But, if you're using a DSLR then you'll need to change the aperture to close down the lens. The smaller the aperture the more depth of field you'll have.


----------



## Big Mike (Jul 31, 2008)

Welcome to the forum.

I sounds like your problem is a shallow DOF (depth of field).

To increase your DOF, you need to 'stop the lens down'...which means that you need to use a smaller lens aperture.  Aperture is represented by the F number...larger numbers are smaller apertures (smaller numbers are larger apertures).

SO try setting your aperture to the highest number you can.

Also, when you stop down the lens, it will mean that you will require more time to make the exposure (longer shutter speed).  A longer shutter speed will give you blur, if either the camera or the subject is moving...therefore it is recommended that you use a tripod when long shutter speeds are required.


----------



## PhoTATgraphyx (Jul 31, 2008)

Thanks for the help 
The camera im using is Digital Rebel XT


----------



## Big Mike (Jul 31, 2008)

Put the camera into Av mode (aperture priority) and set an aperture of F16 or F22 etc.

Put the camera on a tripod or other support and change the shooting mode to timed (rather than single or continuous).  After you get the shot set up, press the shutter release and don't touch the camera while the timer counts down.


----------



## craig (Aug 1, 2008)

In addition to the above advice I would consider where the lens is being focused. For instance my D200 has 16 focusing points. I can pick and choose which point to use for focusing. 

Love & Bass


----------



## Hooligan Dan (Aug 6, 2008)

I have a lot of experience photographing action figures. Tod McFarlane(action figure people will know him) has asked me himself to send in my full portfolio.

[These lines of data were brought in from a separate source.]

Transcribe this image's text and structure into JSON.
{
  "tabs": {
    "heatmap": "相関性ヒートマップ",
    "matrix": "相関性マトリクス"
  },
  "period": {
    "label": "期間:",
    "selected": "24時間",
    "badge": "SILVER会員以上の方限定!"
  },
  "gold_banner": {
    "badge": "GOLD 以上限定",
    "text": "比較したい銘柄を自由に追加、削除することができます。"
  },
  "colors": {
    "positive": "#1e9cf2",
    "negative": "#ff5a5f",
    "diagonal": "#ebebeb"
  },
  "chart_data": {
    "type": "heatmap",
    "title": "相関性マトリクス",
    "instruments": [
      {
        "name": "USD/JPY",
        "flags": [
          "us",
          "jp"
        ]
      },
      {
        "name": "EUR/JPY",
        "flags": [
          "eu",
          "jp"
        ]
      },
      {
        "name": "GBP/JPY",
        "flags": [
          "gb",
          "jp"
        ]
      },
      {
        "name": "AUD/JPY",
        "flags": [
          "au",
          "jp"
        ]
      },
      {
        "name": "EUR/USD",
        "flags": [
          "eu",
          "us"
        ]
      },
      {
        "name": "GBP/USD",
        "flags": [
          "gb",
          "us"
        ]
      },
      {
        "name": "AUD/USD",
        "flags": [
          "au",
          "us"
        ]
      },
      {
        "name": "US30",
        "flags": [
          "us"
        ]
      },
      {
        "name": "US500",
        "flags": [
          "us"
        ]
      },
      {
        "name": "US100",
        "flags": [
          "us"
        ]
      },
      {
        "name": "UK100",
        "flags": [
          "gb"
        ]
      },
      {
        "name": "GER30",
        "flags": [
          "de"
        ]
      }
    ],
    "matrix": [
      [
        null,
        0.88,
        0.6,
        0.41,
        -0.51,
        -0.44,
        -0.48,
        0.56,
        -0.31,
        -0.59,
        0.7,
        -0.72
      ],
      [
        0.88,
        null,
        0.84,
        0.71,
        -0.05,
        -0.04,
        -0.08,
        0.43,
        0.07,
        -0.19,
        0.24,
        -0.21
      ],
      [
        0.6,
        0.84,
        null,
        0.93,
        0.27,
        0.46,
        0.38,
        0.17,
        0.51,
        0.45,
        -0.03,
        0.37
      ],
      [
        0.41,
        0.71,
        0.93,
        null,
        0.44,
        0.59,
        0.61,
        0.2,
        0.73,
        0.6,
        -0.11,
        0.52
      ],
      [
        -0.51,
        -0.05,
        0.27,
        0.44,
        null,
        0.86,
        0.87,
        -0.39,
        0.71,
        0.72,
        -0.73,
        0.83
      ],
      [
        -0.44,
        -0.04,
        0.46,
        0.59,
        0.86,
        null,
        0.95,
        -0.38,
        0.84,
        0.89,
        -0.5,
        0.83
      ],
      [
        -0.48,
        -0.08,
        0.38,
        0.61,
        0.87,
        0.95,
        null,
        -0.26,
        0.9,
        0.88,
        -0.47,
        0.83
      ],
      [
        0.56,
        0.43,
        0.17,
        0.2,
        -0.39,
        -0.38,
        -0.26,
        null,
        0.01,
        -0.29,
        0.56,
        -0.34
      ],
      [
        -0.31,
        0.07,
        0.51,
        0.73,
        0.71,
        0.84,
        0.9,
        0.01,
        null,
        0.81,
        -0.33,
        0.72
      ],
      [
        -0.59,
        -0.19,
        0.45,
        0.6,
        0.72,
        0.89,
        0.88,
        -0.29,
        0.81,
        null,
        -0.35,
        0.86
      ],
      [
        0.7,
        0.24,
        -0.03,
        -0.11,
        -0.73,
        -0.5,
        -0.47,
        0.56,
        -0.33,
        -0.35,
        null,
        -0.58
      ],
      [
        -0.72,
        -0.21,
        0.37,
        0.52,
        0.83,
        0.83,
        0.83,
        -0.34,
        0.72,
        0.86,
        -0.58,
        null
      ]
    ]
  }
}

I can give you this advise when it comes to DoF on action figures. When you see a toy company's promo shot on a basic white or black background with the entire figure perfectly in focus, it is because they are shooting the 2-up prototype figure which is typically 12" tall or bigger. Working with that scale you are able to get more DoF because you are able to get a little further away from the product. 

If you are shooting the scaled down version, what you would buy in stores, this forces you to either zoom in more with your lens, or physically get closer with the lens, making the DoF shallower even at closed down apertures. So even shooting at f/10 you're still gonna have issues with getting the whole figure in focus. And once you get the figure in focus, then you have issues with the backdrop coming into focus, and a plain backdrop can still be distracting if it's sharp. So also make sure to have the back drop far enough back so it falls out. 

Example:










On the above shot I could have used to take the brown paper even farther back to take it out of focus more, but I had to shoot at a very small aperture to get the most of the figure in focus. And as you can see, even with the smaller aperture, his back foot is still falling oof.

Now if you are leaning more towards the stylized photos companies do then don't worry about the whole figure being in focus. It all comes down to how you light it and what part you want to draw attention to.




















If you have any questions or want any tips, please feel free to ask. Toy photography is my second passion after photojournalism.


----------



## Big Mike (Aug 6, 2008)

Wow...cool shots, thanks for sharing.


----------



## Hooligan Dan (Aug 6, 2008)

Thanks, Mike!


----------